The Durable Community--October 3, 2023
"Do nothing from selfish ambition or conceit, but in humility regard others as better than yourselves. Let each of you look not to your own interests, but to the interest of others." [Philippians 2:3-4]
The way the Christian community continues--indeed, maybe the only way communities ever continue--is that we keep looking out for each other. At our best, at least, we keep putting the interests of others before our own immediate convenience or wishes, and others keep doing the same for us. And all the while, we teach the newcomers--children, learners of the faith, and those looking to start over--that this is all our way of life together. That's how genuine Christian community not only survives, but thrives.
It seems so fragile, doesn't it? A community, that is. Community is something more than just a collection of individual people. It isn't reducible to a building they share or a town they inhabit. It doesn't rely on force to compel people or money to persuade people to remain in it. It is constantly susceptible to dissolving, since it only exists when people choose to continue to keep it going. And yet the kind of community we call "church" has endured, for all of our failures, fractures, and fears, over two millennia, simply by the power of people choosing to stick with each other. We continue, we members of Christian community, because that is what love does. Love keeps us coming back to look out for each other, and keeps risking the trust that others will come through for us in our need, when we are running on empty. And that persistence commitment to one another is what makes authentic Christ-like love different from flaky feelings or fickle emotions we often conflate with "love." Genuine love, in other words, keeps on looking out for the others around the table, even when we don't feel like--while everyone else commits to look out for you and me, too.

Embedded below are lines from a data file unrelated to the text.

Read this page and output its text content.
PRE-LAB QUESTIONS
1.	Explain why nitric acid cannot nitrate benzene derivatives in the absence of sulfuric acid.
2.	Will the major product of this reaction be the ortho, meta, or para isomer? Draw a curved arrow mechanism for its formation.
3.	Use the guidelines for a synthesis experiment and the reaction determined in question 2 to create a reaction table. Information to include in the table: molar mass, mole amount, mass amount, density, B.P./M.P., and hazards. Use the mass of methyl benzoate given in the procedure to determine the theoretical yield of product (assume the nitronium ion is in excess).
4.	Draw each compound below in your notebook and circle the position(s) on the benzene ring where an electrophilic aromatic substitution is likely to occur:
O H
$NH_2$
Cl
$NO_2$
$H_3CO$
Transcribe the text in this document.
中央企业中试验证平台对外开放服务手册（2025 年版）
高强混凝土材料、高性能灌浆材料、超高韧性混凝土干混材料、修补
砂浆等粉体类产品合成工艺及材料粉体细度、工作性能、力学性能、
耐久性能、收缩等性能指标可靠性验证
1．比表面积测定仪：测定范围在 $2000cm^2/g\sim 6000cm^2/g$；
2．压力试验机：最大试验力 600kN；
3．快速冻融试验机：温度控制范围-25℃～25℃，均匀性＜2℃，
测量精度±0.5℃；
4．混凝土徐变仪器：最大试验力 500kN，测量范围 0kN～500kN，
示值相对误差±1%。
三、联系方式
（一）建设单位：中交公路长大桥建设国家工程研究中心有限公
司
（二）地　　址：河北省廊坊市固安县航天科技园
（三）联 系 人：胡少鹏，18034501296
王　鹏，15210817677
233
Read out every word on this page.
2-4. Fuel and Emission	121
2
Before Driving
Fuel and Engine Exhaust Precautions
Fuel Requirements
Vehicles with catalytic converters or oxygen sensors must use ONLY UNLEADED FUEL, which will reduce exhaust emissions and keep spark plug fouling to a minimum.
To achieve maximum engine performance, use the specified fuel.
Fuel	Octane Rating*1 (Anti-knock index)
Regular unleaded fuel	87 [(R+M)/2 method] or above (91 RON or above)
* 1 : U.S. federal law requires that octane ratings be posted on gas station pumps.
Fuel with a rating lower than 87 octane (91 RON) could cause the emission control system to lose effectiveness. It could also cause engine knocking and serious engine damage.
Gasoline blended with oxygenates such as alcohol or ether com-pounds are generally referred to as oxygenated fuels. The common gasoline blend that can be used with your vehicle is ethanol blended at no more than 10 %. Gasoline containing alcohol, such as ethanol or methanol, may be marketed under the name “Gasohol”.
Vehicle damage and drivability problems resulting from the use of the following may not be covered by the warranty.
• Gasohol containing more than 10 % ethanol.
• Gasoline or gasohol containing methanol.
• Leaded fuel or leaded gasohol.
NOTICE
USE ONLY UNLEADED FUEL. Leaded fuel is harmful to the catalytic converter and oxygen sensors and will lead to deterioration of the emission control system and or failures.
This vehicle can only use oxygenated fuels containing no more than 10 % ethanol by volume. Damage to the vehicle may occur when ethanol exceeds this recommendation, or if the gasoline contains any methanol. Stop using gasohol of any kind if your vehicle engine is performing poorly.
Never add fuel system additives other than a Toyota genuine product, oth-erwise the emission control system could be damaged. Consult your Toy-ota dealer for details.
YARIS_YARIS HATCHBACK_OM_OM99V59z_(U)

It really is an amazing thing to consider how durable Christian communities have been in the past twenty centuries, when much more powerful, rigid, and impressive organizations have come and gone into the dustbin of history. The empire that ruled the known world at the time when Paul wrote today's verses from Philippians, which many of us heard this past Sunday in worship, eventually collapsed under the weight of its own greed and need for domination. Rome claimed to be eternal, but it was an eating machine--constantly needing new peoples conquer and more wealth to plunder in order to keep going--and eventually it ran out of things to gobble up... so it devoured itself. The same has been true with every other empire that took Rome's place, along with the rise and fall of superpowers, nation-states, corporations, clubs, and societies. When those institutions and structures cease to care about others, or when their members no longer seek each other's well-being before their own, it is only a matter of time before they fragment into oblivion. For a while, an empire can mount up some momentum and look like an unstoppable juggernaut, but once it runs out of fuel (enemies to invade and conquer, treasures to plunder, and people to enslave), it sputters out. The difference of Christ-like community is that we keep on making the commitment to making sure none of us burns out or runs dry, because we are each invested in one another's well-being. Love enables us to endure, because love never ends the conversation with, "Well, my wants are taken care of, so that's all I care about." Love insists that everyone else around the table get what they need, and it keeps looking to make sure nobody has gotten left out from the table, too.
We'll have to continue this train of thought tomorrow with Paul, because he will have more to say about what enables us to keep putting others first, and how the person of Jesus is at the crux of it all (literally). But for now just consider how stark the contrast was between the Christian community in first-century Philippi and the Roman Empire that surrounded them on all fronts. To any outside observer's eyes, the little house churches in Philippi must have seemed puny and pathetic, like a smoldering wick waiting to be snuffed out, and the mighty Empire seemed indomitable and eternal, just like its propaganda bragged. Caesar's dominion was backed up with armies, technology, wealth, and brute force, and the First Church of Philippi was just a bunch of anybodies from different backgrounds without power or status, bound together only by the love of Jesus that kept spurring them on to keep caring for each other. And two thousand years later, the Empire is an afterthought of dusty ruins, while the community of Jesus has adapted, persisted, grown, and remained. Love gives the capacity to endure, because love Christ-like love is willing to make sure that all are replenished, renewed, and recharged to keep going. That's the secret, and it's an open one at that. Love enables us to endure for one another and with one another.
Today, who are the people you and I can be looking out for? And who are the ones God may be working through today as well to make sure your needs are met, too? And how might we endure for each other, right where we are?
Lord God, let your love lead us to seek the needs and well-being of others before our own, while we trust you will raise up others to seek our well-being too.